PROGRAM Z ROKU 1903 I JEGO LIKWIDATORZY

Protokoły zjazdu r. 1903, zjazdu, który uchwalił program marksistów rosyjskich, stały się nadzwyczajną rzadkością i olbrzymia większość współczesnych działaczy ruchu robotniczego nie jest obznajomiona z motywami poszczególnych punktów programu (tym bardziej, że bynajmniej nie wszystko z odnośnej literatury korzysta z dobrodziejstw legalności...). Dlatego też zatrzymać się nad analizą interesującej nas kwestii na zjeździe r. 1903 jest rzeczą konieczną.

Zaznaczmy przede wszystkim, że mimo całe ubóstwo rosyjskiej literatury socjaldemokratycznej, dotyczącej "prawa narodów do samookreślenia", widać z niej jednakże zupełnie wyraźnie, że prawo to rozumiane było zawsze w sensie prawa do oderwania się. Panowie Sjemkowscy, Libmanowie i Jurkiewicze, którzy mają co do tego wątpliwości, którzy oświadczają, że § 9 jest "niejasny" itp., gadają o "niejasności" tylko wskutek krańcowego nieuctwa lub niedbalstwa. Już w roku 1902 w piśmie "Zaria" Plechanow, broniąc „prawa do samookreślenia” w projekcie programu, pisał, że postulat ten, nie obowiązujący dla burżuazyjnych demokratów, "jest obowiązujący dla socjaldemokratów". "Gdybyśmy zapomnieli o nim lub nie zdecydowali się wystawić go — pisał Plechanow—obawiając się urazić przesądy narodowe naszych współczesnych z plemienia wielko-rosyjskiego, to w ustach naszych stałoby się haniebnym kłamstwem. .. hasło.. . : "proletariusze wszystkich krajów, łączcie się!"

Jest to bardzo trafna charakterystyka zasadniczego argumentu na korzyść rozpatrywanego punktu, tak trafna, że nie darmo ją bojaźliwie omijali i omijają "nie pamiętający swego pochodzenia" krytycy naszego programu.
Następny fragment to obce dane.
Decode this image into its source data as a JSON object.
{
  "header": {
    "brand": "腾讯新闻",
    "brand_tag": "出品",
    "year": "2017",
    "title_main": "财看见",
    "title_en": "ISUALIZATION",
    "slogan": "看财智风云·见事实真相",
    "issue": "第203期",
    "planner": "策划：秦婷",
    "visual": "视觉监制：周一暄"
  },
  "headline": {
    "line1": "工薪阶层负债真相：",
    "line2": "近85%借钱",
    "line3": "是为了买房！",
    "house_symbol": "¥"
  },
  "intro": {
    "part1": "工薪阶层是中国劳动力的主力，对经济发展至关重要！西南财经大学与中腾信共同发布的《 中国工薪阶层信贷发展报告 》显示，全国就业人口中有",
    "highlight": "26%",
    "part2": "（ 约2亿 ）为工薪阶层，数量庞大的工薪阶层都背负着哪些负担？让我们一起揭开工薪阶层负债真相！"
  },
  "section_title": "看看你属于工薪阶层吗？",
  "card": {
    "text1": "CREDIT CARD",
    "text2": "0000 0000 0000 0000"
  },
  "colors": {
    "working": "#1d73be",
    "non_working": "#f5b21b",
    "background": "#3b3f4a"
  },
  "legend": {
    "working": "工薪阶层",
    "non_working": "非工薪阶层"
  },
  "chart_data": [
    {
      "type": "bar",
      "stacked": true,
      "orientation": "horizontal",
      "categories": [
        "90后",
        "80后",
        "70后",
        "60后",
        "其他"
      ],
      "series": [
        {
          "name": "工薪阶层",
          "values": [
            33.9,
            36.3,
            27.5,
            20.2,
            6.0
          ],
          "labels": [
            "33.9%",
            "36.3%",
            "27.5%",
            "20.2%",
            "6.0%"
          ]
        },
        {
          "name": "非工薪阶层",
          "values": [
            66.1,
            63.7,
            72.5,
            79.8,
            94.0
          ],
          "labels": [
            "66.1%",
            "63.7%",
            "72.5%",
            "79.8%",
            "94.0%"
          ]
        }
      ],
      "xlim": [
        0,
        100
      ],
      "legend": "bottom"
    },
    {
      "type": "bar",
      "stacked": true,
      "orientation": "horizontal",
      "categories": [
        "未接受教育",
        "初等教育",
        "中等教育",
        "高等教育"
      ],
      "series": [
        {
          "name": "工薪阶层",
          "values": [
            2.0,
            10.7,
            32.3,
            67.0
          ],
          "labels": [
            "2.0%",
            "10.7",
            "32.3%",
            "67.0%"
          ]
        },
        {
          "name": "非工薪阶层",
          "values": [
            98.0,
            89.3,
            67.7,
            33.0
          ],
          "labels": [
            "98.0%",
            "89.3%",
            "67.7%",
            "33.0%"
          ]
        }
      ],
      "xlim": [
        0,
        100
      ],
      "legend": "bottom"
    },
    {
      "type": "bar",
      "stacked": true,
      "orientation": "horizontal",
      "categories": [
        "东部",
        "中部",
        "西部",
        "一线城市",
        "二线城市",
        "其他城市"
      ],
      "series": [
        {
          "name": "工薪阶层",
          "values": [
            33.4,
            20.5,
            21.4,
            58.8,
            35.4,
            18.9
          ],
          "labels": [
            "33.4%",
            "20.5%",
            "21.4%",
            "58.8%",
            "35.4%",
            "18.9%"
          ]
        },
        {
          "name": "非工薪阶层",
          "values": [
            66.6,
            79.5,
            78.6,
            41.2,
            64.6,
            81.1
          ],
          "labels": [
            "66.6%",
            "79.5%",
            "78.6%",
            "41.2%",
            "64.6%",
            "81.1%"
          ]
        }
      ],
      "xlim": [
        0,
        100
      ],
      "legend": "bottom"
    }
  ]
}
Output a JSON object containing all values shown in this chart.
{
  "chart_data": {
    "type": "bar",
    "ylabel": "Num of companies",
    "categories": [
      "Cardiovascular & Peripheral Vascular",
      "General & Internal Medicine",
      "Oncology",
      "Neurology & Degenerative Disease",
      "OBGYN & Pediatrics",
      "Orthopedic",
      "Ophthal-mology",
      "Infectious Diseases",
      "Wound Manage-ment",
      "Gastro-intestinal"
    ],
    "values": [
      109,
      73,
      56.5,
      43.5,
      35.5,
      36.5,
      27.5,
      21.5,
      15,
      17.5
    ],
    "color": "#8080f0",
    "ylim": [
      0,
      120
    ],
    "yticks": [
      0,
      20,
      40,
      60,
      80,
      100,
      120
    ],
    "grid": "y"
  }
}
Wyrzeczenie się danego punktu, bez względu na motywy, którymi się je uzasadnia, w rzeczywistości oznacza "haniebne" ustępstwo na rzecz nacjonalizmu wielkorosyjskiego. Dlaczego wielkorosyjskiego, gdy mówi się o prawie wszystkich narodów do samookreślenia? Dlatego, że mowa jest o oderwaniu się od Wielkorusów. Sprawa zespolenia proletariuszy, sprawa ich solidarności klasowej wymaga uznania prawa narodów do oderwania się — oto co uznał w przytoczonych tu słowach Plechanow 14 lat temu. Gdyby nasi oportuniści zastanowili się nad tym, nie nagadaliby zapewne tylu głupstw na temat samookreślenia.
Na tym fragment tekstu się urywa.